Beyond utility, masks make fashion and political statements

Emily Alvarez, senior photography major, wears a mask with sayings like “Black Lives Matter” and “Love is Love.” Alvarez said she uses her masks to bring attention to issues that she is passionate about and to spread kindness.
Emily Alvarez, senior photography major, wears a mask with sayings like “Black Lives Matter” and “Love is Love.” Alvarez said she uses her masks to bring attention to issues that she is passionate about and to spread kindness. / photo by Brady Keegan

Jaydelle Herbert
Staff Writer

Since the pandemic emerged in March 2020, face masks have been a part of everyday life. 

The University of La Verne, with Los Angeles County and much of the state and nation, requires that masks be worn in indoor spaces, with limited exceptions. 

Such rules have given way to a healthy balance between safety and fashion for those who’ve begun to make a statement via their face masks. 

Some students are browsing online stores to pick new masks they feel best express themselves.

Emily Alvarez,  a senior photography major, said she donned a mask that represents her beliefs. 

“When the pandemic started, I wanted to buy a mask that meant something to me,” Alvarez said. “I was looking on Amazon and found the mask I’m wearing right now: ‘Science is real. Black Lives Matter. No human is illegal. Love is love. Women’s rights are human rights. Kindness is everything.”

Cassandra Taffola, junior biology major, said she wore a pink face mask because the pink matched with her outfit.

Vanita Jackson, freshman criminology major, said she wore her Mickey Mouse mask because she likes how the mask feels on her face.

“This mask is more comfortable to wear multiple times,” Jackson said.

Two of seven students interviewed on their mask choices said they took their outfits into consideration when choosing which mask to wear.

Jose Martinez-Alanis, freshman psychology major, said the color mask he wears depends on how light or dark his outfit is. 

Alvarez said that although she doesn’t take into consideration the outfits she wears when choosing a mask, she does consider who she is around while wearing certain face masks. 

“There are particular masks I don’t wear around my family,” Alvarez said. “The ‘F*** Racism’ mask is the mask I can’t wear around them because they say that I am being disrespectful toward them,” Alvarez said.

Some ULV students contend that masks are just masks – not accessories. 

Curtis Gordon, a psychology graduate student, said he doesn’t consider his outfit when he wears a face mask.

“It’s just a mask,” Gordon said. “I’ll take it off when I’m eating, so I don’t really think that my mask is a part of my fashion statement.”

Marwan Hassan, senior computer science and photography major, said he simply wore a black face mask because it was the only mask he found in his car.

Hassan believes face masks aren’t a defined clothing item to coordinate with his outfits.

“It’s a mask. I feel like it’s temporary, so it shouldn’t be a part of my outfit,” Hassan said. “Masks will eventually go away.”

Although Gordon doesn’t wear masks to express himself, he appreciates that others do. 

“Just like when you are at graduation, people keep their caps plain, or they want to decorate it for them to express themselves. To some people it’s probably an expression of their self-identity and for others it’s just a mask,” Gordon said. 

Sahmaia Godbolt, a freshman photography major, created a small business to sell Juneteenth masks to show her solidarity for the holiday. 

Her masks are not only an extra source of income for her family, they had a deeper meaning, she said. 

“The masks I designed were made to represent what Juneteenth is based on,” Godbolt said. “Juneteenth is the African-American foundation of our ancestors and ending of slavery,” Godbolt said. 

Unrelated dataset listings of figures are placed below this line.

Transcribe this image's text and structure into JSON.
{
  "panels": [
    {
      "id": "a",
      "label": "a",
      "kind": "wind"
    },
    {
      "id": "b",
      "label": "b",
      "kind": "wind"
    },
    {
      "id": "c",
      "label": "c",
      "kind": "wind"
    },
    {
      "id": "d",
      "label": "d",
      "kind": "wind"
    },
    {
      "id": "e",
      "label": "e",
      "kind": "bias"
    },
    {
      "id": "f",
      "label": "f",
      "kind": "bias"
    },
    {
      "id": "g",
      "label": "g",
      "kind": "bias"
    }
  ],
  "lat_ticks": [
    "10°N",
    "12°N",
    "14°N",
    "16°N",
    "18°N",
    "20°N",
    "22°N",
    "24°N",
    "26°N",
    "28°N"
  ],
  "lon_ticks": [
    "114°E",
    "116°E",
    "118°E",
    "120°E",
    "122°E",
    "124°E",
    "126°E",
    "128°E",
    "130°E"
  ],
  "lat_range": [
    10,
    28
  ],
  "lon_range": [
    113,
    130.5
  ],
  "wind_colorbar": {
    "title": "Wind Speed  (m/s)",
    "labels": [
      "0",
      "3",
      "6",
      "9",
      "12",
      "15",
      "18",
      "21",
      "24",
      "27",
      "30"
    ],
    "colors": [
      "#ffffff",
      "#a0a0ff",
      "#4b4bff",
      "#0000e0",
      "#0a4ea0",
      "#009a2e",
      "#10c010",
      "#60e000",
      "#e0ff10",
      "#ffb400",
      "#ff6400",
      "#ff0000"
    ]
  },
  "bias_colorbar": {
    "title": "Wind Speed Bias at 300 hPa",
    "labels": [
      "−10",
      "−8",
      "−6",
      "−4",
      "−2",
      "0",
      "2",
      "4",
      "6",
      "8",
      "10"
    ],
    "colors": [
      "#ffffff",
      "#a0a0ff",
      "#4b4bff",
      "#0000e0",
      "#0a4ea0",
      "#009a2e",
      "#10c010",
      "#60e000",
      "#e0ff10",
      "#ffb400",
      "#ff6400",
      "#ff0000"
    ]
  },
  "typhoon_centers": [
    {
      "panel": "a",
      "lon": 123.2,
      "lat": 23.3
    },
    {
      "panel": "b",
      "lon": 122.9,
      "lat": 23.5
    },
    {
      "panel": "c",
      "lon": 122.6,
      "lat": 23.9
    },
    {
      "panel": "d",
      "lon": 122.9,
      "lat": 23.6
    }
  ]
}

Some students, when asked what their masks say about them, took the opportunity to discuss the safety reasons for masking up.

“The main priority is to keep myself and others safe,” Taffola said. “We wear these masks to prevent myself, my family members, and others from getting sick,” Taffola said. 

Recent research finds that masks, when worn properly, are between 50% and 95% effective at preventing COVID-19 transmission. The variability depends on the type of mask, with cloth masks, surgical masks and N95 masks offering differing degrees of protection, the research finds. Vaccination, as required for all ULV students and employees, is the most effective way to prevent contracting the disease, according to numerous research studies. The combination of vaccination and masking offers increased protection, according to the Centers for Disease Control and Prevention, with public health departments across the nation. 

 “I think everyone should get a mask that represents themselves and their personality. Even if the mask just has a character on it because it will make people happier to wear masks for the time being,” Alvarez said.